Né à Chalon-sur-Saône en Bourgogne en 1928, deux ans après son frère Jean, Pierre Troisgros sera le deuxième maillon de la dynastie Troisgros, jusqu’à ce que Michel, l’actuel héritier, ne reprenne la main à Roanne et ne dirige un petit empire, de Tokyo à Moscou. C’est en 1930 que les parents de Pierre Troisgros décident d’émigrer de leur Bourgogne natale à Roanne, en position stratégique sur la nationale 7, axe éminemment symbolique à mi-chemin entre Paris et Saint-Tropez, niché entre la Bourgogne, l’Auvergne, le Lyonnais et la vallée du Rhône. La volonté des parents Jean-Baptiste et Marie Troisgros était de « faire simple et bon pour une clientèle d’habitués. » Durant la guerre, les deux frères Jean et Pierre font leur apprentissage à Paris, en pleine période de marché noir et des tickets d’alimentation. Pierre entre avec son frère chez Lucas Carton, place de la Madeleine dans le 8e arrondissement de Paris, auprès du chef Gaston Richard et y rencontre Paul Bocuse, lui-même apprenti. Après un séjour à Vienne auprès du grand Fernand Point , retour à Paris chez Maxim’s auprès du légendaire Alex Humbert.

« Dans les années 50, trois adresses étaient jugées comme incontournables dans le métier, si l’on voulait atteindre le haut du panier : Gaston Richard chez Lucas Carton, Fernand Point à La Pyramide de Vienne, une cuisine classique à la Escoffier, et Alex Humbert, chef de chez Maxim’s, le maître saucier de sa génération. » 

En 1954, son père le rappelle à Roanne avec son frère. Pierre et Jean formeront jusqu’à la mort subite de ce dernier en 1983 un véritable tandem sous le nom  de « frères Troisgros ». Le premier macaron Michelin tombe en 1955, le deuxième en 1965, puis couronnement suprême, le troisième en 1968 : « Nous étions alors les soixante-huitards du Michelin » dira Pierre Troisgros.

Voyage au bout du monde

Raymond Oliver, chef télégénique, fut véritablement le premier chef français à découvrir le Japon en 1964 et à jeter des passerelles entre les deux pays (il se mariera d’ailleurs peu après avec une Japonaise !). Deux ans plus tard, c’est au tour de Pierre Troisgros de prendre la direction du pays du soleil levant, suivi de près par Paul Bocuse, Michel Guérard, Alain Senderens, Alain Chapel et Joël Robuchon… Dès lors, les influences nippones ne cesseront de marquer jusqu’à ce jour ce que l’on a appelé la « nouvelle cuisine ». 

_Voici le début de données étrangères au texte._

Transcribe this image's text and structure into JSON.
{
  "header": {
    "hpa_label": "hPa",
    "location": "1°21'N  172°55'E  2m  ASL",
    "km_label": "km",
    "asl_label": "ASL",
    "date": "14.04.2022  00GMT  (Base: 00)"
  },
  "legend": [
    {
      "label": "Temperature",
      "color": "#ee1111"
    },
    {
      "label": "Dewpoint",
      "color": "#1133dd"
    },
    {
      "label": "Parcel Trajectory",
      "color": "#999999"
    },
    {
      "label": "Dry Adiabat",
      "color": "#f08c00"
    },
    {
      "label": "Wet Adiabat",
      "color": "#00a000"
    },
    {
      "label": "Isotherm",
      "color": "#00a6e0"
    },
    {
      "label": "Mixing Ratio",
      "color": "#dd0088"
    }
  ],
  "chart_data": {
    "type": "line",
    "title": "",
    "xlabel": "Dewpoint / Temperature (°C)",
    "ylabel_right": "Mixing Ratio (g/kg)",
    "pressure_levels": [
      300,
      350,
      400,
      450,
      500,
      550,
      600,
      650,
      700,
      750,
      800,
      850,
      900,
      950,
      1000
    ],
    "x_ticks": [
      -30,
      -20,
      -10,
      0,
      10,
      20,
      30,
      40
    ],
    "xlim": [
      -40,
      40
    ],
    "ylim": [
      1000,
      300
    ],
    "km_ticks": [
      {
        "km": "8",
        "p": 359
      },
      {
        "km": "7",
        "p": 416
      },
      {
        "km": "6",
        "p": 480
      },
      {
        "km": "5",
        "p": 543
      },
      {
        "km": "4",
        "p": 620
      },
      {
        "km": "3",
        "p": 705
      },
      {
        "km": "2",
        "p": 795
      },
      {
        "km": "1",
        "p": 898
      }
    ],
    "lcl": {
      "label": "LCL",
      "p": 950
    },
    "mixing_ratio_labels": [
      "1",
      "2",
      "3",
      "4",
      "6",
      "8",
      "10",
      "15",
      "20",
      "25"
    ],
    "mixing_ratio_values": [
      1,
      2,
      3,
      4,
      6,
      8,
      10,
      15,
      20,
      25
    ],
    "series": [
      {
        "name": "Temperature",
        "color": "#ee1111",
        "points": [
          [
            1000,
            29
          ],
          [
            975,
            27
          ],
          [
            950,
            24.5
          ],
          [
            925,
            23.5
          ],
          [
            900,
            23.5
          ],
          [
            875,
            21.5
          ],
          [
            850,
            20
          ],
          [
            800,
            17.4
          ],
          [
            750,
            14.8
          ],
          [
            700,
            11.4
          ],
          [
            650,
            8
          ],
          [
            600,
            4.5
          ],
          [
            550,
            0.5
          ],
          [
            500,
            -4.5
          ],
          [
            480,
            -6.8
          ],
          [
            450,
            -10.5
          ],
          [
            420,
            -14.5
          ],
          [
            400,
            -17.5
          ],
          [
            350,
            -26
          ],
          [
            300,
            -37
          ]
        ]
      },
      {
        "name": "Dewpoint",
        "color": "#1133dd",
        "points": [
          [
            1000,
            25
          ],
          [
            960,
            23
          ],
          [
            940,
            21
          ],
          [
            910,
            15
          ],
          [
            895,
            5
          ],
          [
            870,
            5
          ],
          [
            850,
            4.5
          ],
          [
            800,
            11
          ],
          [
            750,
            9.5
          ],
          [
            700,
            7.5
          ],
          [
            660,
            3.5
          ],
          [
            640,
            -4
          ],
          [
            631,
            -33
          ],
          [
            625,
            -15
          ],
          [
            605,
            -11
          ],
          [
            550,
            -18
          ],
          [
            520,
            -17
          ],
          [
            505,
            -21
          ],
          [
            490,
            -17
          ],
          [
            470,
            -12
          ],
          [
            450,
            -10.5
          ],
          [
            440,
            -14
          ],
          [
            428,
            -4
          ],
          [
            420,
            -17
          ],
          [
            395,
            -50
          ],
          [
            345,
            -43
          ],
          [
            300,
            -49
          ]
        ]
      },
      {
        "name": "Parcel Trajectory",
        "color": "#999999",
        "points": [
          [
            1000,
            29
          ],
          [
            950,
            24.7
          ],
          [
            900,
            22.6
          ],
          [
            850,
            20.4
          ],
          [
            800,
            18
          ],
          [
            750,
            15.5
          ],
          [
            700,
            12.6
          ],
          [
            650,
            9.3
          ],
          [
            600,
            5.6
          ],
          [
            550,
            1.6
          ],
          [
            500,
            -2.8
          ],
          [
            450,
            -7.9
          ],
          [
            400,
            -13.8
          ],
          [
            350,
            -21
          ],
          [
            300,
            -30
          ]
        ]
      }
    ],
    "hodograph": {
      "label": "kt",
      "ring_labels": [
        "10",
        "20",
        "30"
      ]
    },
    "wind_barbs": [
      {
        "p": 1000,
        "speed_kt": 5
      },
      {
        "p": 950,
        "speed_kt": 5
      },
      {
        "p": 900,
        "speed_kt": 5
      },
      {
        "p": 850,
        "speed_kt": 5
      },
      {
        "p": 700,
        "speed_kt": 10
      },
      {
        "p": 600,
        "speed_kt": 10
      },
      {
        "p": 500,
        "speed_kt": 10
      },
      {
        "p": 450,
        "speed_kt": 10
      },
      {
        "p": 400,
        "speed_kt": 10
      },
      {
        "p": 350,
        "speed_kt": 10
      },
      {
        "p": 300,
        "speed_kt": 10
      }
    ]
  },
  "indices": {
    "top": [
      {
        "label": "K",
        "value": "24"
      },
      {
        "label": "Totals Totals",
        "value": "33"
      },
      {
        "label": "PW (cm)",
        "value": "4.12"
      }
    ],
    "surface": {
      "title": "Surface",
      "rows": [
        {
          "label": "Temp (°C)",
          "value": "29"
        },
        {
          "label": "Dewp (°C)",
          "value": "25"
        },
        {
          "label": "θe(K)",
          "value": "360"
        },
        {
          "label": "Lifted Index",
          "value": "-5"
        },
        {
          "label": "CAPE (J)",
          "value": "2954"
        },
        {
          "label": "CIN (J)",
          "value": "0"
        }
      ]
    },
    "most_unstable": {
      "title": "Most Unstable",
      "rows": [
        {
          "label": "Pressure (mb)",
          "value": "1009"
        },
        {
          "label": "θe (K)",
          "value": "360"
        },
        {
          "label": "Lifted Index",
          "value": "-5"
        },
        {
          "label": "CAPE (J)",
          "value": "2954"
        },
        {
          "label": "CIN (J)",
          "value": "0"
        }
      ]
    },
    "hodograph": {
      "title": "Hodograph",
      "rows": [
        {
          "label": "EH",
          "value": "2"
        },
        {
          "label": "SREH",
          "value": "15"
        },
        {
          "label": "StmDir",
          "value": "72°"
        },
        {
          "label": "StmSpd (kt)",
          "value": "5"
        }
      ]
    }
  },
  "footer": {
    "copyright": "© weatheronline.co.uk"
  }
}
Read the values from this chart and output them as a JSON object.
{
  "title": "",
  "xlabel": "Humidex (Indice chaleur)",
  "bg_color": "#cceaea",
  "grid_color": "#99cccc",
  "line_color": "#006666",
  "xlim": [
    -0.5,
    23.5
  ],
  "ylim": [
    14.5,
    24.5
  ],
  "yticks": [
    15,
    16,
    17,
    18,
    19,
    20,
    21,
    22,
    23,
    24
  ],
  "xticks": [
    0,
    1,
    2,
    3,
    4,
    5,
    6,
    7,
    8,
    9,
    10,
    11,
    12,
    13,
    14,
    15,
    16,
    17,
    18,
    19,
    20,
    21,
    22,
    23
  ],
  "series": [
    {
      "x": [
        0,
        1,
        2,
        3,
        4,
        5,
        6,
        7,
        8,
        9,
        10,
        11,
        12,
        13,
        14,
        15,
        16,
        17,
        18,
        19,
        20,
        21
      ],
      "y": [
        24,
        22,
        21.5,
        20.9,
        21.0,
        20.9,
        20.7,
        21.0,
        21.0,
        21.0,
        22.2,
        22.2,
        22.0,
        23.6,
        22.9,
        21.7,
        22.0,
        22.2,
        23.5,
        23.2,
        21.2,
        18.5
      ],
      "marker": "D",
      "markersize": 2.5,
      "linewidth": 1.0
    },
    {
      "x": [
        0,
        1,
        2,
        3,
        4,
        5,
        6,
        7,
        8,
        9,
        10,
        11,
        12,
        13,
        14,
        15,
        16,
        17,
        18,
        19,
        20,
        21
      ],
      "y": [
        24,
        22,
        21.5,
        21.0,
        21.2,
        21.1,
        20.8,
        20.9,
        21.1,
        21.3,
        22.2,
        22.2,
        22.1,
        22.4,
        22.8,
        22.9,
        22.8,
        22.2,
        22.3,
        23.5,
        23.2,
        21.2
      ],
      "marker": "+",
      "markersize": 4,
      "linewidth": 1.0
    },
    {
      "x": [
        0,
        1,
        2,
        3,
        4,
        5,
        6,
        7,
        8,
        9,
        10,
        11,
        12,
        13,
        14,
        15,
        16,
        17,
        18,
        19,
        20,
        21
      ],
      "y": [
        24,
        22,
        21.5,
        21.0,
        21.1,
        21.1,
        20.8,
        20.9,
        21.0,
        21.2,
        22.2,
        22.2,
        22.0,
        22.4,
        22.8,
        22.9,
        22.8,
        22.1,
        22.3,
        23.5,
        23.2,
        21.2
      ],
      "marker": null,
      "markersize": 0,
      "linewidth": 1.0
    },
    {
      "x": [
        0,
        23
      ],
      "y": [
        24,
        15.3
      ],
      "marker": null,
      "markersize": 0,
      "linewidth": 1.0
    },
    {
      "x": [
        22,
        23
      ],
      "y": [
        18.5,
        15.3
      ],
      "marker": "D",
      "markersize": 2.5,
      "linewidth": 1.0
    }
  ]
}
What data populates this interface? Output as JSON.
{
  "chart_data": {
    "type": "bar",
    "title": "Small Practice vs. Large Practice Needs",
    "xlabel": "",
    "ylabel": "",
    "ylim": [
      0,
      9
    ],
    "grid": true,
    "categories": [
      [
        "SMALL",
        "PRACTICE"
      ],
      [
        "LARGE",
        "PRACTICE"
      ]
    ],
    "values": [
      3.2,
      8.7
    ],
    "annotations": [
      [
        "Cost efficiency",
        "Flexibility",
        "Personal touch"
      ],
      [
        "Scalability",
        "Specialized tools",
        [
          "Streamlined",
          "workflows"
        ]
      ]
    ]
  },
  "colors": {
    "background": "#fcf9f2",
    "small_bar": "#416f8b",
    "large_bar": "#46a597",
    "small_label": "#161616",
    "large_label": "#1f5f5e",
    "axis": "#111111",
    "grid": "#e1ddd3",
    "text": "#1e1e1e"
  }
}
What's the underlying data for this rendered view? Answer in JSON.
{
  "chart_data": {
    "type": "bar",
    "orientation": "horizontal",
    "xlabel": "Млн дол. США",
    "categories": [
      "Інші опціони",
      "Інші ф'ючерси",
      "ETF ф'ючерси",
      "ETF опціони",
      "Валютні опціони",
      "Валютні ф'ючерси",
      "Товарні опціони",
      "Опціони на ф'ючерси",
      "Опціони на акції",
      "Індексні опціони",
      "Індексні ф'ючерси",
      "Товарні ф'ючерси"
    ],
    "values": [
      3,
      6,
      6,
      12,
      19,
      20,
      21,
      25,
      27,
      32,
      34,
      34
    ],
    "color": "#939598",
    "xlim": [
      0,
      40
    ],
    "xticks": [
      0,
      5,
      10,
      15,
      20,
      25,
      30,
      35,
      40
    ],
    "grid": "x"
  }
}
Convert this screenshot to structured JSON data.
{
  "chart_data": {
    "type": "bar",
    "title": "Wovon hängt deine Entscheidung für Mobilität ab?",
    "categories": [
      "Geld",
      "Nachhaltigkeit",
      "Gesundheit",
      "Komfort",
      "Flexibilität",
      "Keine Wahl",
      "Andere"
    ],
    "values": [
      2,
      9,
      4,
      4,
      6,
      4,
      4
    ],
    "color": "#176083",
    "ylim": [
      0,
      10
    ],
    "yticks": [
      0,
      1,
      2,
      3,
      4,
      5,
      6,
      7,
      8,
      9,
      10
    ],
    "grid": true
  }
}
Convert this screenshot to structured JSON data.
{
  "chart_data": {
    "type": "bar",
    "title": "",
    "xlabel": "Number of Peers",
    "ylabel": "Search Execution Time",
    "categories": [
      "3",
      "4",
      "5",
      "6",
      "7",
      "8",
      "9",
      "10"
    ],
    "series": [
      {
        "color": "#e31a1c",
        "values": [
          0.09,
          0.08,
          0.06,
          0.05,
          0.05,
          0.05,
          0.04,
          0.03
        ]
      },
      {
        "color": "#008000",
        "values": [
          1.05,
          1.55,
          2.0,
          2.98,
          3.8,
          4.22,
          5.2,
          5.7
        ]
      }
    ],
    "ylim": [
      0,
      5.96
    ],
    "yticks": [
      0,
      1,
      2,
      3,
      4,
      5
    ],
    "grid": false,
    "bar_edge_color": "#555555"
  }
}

« Le Japon pour un Français de 1966, c’était le bout du monde ! » s’exclame Pierre Troisgros. Cette année-là, Louis Vaudable, propriétaire de Maxim’s à Paris, décide de créer à Tokyo le premier restaurant français gastronomique dans ce pays. Il propose à Pierre Troisgros, doublement étoilé Michelin l’année précédente, de devenir son ambassadeur.

« Arrivés avec 4 chefs de partie, l’inévitable orchestre, le service de salle et moi-même dans le building Sony de Ginza, nous avons eu quelques surprises : nous ne trouvions pas de pommes de terre de bonne qualité pour confectionner nos pommes Maxim’s, pas de beurre, pas de crème, et n’arrivions pas à faire monter nos soufflés du fait du taux d’humidité trop élevé. Nous avons aussi été les premiers à congeler la pâte à pain à cru pour pouvoir proposer du pain frais de qualité. Aujourd’hui, on trouve au Japon tous les produits que l’on souhaite, mais ce n’était pas le cas à l’époque. »

Pierre Troisgros avoue n’avoir eu aucune idée de l’impact de cette cuisine sur la nôtre, de la place qu’allait occuper la sauce soja ou le gingembre dans notre culture culinaire. « On s’est aperçu  qu’on cuisait trop le poisson. La cuisson du homard est ainsi passée en quarante ans de 25 minutes à 10 minutes, celle du turbot de 40 à 10 minutes.  »

« J’ai eu la chance de vivre une vraie révolution en cuisine, mais aussi dans les mentalités. Le métier de cuisinier s’est considérablement ennobli. »

Une influence majeure

Dans la cuisine japonaise, le souci exacerbé de la fraîcheur des produits, de leur cuisson, de leur présentation est une des règles de base. « Au début à Tokyo, j’ai été obligé de rabattre un peu la saveur des plats que les clients japonais trouvaient trop corsée, mijotés et sauces en particulier. Du coup, ma cuisine a gagné  en légèreté et en fraîcheur, mais aussi en rigueur. » Autre données importantes, l’esthétique, mais aussi le temps de la réflexion pour créer des plats.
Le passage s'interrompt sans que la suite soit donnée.